At a press conference on Friday unveiling the legislation, Mayor William Peduto was joined by Governor Tom Wolf and several gun control activists from Newtown, Connecticut.

If passed, the laws will be some of the most significant pieces of gun control legislation both the city and the state have seen in decades.

“No one in America wants a country where guns make our schools unsafe for children, families afraid in places of worship and where our streets are stained every day with innocent blood,” Mayor Peduto said. “The morality we all share, across every race, gender, ethnicity, region and religion, compels us to take action.”

What’s in the bills?

The council will vote on three pieces of legislation.

One is a bill that would make it unlawful to manufacture, sell or possess an assault weapon within the city limits. The bill’s definition of assault weapons includes the Colt AR-15 automatic rifle used in the Tree of Life shooting, as well as certain kinds of shotguns and handguns modified to have a larger shooting capacity.

Another bill bans bump stocks, armor-piercing bullets and other weapon accessories.

The third bill gives city courts expanded rights to seize the firearms of citizens deemed a threat by their immediate family members or law enforcement.

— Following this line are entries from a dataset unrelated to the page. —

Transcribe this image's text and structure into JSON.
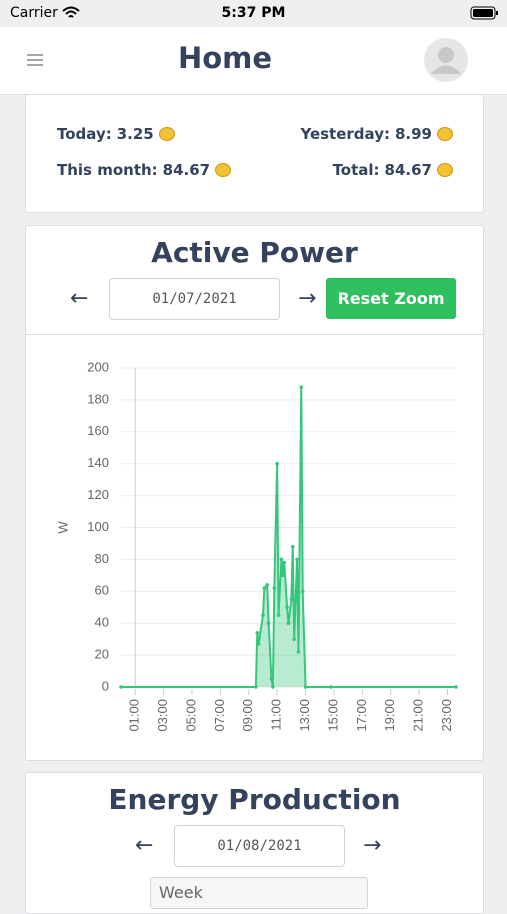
{
  "status_bar": {
    "carrier": "Carrier",
    "time": "5:37 PM"
  },
  "header": {
    "title": "Home"
  },
  "stats": [
    {
      "label": "Today:",
      "value": "3.25"
    },
    {
      "label": "Yesterday:",
      "value": "8.99"
    },
    {
      "label": "This month:",
      "value": "84.67"
    },
    {
      "label": "Total:",
      "value": "84.67"
    }
  ],
  "active_power": {
    "title": "Active Power",
    "date": "01/07/2021",
    "reset_button": "Reset Zoom"
  },
  "chart_data": {
    "type": "area",
    "ylabel": "W",
    "color": "#34c77b",
    "grid": true,
    "x": [
      0,
      9.5,
      9.6,
      9.7,
      10.0,
      10.1,
      10.3,
      10.4,
      10.6,
      10.7,
      10.8,
      11.0,
      11.1,
      11.3,
      11.4,
      11.5,
      11.7,
      11.8,
      12.0,
      12.1,
      12.2,
      12.4,
      12.5,
      12.7,
      12.8,
      13.0,
      14.8,
      23.6
    ],
    "values": [
      0,
      0,
      34,
      27,
      45,
      62,
      64,
      40,
      5,
      0,
      62,
      140,
      45,
      80,
      70,
      78,
      50,
      40,
      55,
      88,
      30,
      80,
      22,
      188,
      60,
      0,
      0,
      0
    ],
    "xlim": [
      0,
      23.6
    ],
    "xticks": [
      {
        "value": 1,
        "label": "01:00"
      },
      {
        "value": 3,
        "label": "03:00"
      },
      {
        "value": 5,
        "label": "05:00"
      },
      {
        "value": 7,
        "label": "07:00"
      },
      {
        "value": 9,
        "label": "09:00"
      },
      {
        "value": 11,
        "label": "11:00"
      },
      {
        "value": 13,
        "label": "13:00"
      },
      {
        "value": 15,
        "label": "15:00"
      },
      {
        "value": 17,
        "label": "17:00"
      },
      {
        "value": 19,
        "label": "19:00"
      },
      {
        "value": 21,
        "label": "21:00"
      },
      {
        "value": 23,
        "label": "23:00"
      }
    ],
    "ylim": [
      0,
      200
    ],
    "yticks": [
      0,
      20,
      40,
      60,
      80,
      100,
      120,
      140,
      160,
      180,
      200
    ]
  },
  "energy_production": {
    "title": "Energy Production",
    "date": "01/08/2021",
    "period": "Week"
  }
}
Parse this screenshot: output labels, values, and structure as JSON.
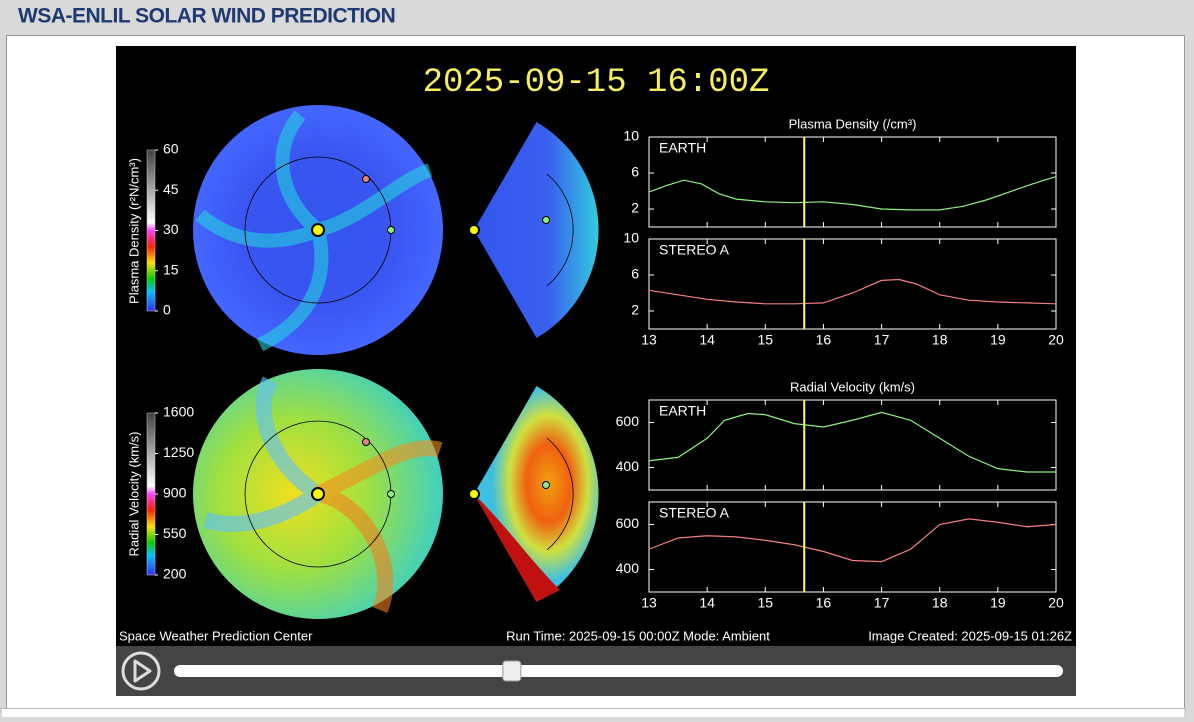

The laws do not address the sale of traditional handguns, which are responsible for 81% of gun homicides in Pennsylvania.

What comes next?

The National Rifle Association has sued the City of Pittsburgh twice in the past decade over gun control policies much less sweeping than those proposed last Friday.

In Harrisburg, pro-gun lawmakers have passed a series of bills that limit the rights of cities and local governments to enact gun laws stricter than statewide regulations.

If the bills pass the vote in City Council, the city may be looking at several weeks or perhaps months of legal challenges coming from both the NRA and the state legislature.

Mayoral spokesperson Timothy McNulty said a final vote on the legislation was expected in mid-February.